Lawmakers file two bills Florida high school students might like
It's not often that lawmakers write legislation that focuses on the lifestyles of teenagers. They're tackling a couple of those issues this year.
Rep. Matt Gaetz, R-Okaloosa Co., has filed a bill (HB 67) that would prevent Florida high schools from beginning classes before 8 a.m. His proposal comes just weeks after U.S. Education Secretary Arne Duncan suggested that teens could learn more if schools started later in the day.
“There’s overwhelming science suggesting students at the high school level simply cannot learn at a certain point of the morning,” Gaetz told the Northwest Florida Daily News. “I remember those days, I just don’t remember those classes.”
Meanwhile, Sen. Jeff Clemens, D-Palm Beach Co., has his eye on protecting Floridians from the dumb things they might put on their social media accounts, as many teens are apt to do.

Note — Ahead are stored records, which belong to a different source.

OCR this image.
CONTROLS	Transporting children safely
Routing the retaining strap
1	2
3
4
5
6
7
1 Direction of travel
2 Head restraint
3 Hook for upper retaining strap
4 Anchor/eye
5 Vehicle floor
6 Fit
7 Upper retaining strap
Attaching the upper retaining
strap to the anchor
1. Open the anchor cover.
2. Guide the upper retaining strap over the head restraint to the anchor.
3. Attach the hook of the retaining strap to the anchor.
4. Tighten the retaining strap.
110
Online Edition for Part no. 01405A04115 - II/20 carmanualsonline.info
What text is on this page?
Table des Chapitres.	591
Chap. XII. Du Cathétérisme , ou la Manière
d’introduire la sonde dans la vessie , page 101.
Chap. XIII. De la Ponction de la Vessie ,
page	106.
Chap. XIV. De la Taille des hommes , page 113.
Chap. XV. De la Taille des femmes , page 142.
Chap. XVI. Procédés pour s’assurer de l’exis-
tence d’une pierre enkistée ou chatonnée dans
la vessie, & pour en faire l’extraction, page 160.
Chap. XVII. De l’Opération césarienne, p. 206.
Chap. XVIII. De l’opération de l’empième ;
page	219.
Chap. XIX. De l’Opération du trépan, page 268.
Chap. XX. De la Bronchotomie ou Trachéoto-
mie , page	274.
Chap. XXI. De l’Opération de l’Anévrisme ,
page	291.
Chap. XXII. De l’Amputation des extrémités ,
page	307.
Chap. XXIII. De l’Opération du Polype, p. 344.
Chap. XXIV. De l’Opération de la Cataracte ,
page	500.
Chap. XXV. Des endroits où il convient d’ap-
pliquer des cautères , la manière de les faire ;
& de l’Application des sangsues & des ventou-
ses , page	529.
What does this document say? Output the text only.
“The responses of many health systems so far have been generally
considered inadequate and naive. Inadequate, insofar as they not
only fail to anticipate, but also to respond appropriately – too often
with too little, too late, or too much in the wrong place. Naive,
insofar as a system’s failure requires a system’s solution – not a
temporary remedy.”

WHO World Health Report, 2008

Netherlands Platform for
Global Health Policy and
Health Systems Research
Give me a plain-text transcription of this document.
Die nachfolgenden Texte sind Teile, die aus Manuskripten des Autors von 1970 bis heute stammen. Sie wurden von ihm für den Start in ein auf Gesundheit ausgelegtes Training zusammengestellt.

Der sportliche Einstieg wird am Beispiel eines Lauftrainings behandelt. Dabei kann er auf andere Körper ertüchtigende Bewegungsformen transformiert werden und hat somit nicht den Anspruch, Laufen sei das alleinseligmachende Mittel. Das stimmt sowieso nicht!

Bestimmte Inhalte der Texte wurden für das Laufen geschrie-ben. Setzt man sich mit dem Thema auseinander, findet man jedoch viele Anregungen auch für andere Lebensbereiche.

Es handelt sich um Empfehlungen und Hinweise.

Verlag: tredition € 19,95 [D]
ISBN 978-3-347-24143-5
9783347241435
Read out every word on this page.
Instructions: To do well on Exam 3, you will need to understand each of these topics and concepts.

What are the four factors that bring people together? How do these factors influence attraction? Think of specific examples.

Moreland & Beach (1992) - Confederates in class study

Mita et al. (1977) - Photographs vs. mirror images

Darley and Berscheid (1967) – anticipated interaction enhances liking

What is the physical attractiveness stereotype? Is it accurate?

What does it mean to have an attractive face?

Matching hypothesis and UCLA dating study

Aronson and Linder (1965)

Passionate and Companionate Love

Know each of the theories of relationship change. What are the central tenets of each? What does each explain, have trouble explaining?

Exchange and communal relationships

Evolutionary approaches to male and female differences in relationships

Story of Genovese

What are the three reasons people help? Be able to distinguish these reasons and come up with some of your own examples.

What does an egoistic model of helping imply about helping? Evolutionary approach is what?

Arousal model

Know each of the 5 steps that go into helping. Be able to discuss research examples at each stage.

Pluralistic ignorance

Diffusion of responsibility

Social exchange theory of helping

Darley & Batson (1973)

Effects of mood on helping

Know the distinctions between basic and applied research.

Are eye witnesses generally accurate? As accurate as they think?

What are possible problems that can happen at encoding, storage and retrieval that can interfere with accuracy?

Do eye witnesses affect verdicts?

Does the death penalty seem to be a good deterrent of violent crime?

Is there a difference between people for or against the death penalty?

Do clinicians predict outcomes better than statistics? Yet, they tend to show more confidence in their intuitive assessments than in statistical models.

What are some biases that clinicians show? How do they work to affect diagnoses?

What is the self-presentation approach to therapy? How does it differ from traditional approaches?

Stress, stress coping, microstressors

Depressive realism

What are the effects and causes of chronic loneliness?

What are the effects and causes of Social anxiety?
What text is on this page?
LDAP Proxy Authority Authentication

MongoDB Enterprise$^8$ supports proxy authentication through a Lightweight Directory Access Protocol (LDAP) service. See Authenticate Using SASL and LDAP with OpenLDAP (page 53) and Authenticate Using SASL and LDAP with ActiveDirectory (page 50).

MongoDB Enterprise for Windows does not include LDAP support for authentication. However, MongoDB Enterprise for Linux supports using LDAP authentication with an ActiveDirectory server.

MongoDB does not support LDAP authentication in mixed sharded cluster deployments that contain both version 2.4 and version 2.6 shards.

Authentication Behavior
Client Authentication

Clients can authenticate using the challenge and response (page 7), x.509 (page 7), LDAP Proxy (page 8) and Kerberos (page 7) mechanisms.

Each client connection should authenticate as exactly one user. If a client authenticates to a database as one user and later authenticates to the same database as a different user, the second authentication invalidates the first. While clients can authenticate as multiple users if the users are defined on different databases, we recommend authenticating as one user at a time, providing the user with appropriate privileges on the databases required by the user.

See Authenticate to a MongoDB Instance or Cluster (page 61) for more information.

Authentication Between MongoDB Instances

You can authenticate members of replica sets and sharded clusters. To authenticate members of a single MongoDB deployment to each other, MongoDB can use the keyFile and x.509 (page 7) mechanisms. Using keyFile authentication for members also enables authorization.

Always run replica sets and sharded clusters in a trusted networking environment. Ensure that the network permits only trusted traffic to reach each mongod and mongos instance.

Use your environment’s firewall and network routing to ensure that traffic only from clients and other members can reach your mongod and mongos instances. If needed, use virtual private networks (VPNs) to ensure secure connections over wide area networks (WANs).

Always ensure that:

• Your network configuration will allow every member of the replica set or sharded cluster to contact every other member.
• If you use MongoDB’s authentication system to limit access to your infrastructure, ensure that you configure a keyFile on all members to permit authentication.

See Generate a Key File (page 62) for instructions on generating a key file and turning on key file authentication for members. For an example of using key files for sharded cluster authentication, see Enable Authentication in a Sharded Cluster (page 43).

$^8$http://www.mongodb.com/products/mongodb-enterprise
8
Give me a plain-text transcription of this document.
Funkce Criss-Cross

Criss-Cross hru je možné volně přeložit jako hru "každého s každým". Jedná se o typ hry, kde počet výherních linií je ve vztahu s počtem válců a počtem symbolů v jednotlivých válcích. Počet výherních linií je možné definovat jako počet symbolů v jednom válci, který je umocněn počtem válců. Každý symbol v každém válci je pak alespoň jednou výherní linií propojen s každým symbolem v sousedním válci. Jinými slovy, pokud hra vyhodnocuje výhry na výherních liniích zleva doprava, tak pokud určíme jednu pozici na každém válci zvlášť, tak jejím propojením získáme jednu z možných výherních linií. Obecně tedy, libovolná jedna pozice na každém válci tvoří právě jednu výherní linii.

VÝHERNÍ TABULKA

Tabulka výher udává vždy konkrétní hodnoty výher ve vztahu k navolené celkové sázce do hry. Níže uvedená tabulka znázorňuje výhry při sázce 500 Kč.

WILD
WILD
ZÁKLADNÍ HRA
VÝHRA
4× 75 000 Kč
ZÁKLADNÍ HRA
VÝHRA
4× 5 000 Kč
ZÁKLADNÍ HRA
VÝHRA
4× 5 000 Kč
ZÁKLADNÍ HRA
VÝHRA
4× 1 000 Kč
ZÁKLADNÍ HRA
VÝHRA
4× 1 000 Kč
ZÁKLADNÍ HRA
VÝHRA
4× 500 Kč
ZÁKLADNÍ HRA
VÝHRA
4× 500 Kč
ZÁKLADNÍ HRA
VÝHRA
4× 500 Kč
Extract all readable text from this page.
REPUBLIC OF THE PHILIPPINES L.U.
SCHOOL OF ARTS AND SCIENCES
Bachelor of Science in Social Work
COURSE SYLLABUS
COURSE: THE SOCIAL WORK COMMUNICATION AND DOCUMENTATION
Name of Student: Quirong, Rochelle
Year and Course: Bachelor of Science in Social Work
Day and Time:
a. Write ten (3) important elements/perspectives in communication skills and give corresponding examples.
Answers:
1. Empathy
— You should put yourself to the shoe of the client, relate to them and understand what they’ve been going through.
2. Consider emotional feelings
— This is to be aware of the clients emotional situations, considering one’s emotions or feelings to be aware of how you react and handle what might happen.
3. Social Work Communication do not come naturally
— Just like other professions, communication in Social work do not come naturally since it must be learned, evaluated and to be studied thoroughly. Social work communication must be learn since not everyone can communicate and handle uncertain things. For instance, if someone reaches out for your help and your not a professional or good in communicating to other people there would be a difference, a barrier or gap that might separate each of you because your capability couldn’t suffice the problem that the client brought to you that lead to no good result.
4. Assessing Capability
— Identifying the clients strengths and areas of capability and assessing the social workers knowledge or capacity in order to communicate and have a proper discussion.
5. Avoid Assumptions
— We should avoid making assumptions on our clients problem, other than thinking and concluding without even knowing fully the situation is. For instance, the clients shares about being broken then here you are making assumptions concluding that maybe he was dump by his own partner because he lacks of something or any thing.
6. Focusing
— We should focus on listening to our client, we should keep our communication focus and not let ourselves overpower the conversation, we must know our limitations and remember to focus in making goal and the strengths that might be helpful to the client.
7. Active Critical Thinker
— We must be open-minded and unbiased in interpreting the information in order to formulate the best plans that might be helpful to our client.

He's filed a bill (SB 198) that would bar employers from requiring employees or job applicants to provide access to their Facebook, Twitter and other feeds in order to vet them before making a hiring decision.
People, especially kids, do dumb things and then write about them (or post pictures) that the world can often see. If they're savvy enough to keep their accounts private, the question is how much can employers pry and then do something about a teen indiscretion.
The Cornell HR Review urged caution in a recent article:
"Employers’ review of applicants’ and employees’ social media sites can be an extremely valuable tool, but should be used in a manner consistent with lawful hiring and separation practices. When used properly, social media can be a powerful means of candidate identification, selection, and retention.
"However, employers must have comprehensive and compliant social media policies that are not overly broad, and which address privacy, lawful access, accuracy, equal protection, permissible and impermissible activities, and conduct within employment practices."
No companion bills have been submitted yet for either proposal. Committees are scheduled to meet again the week of Oct. 7.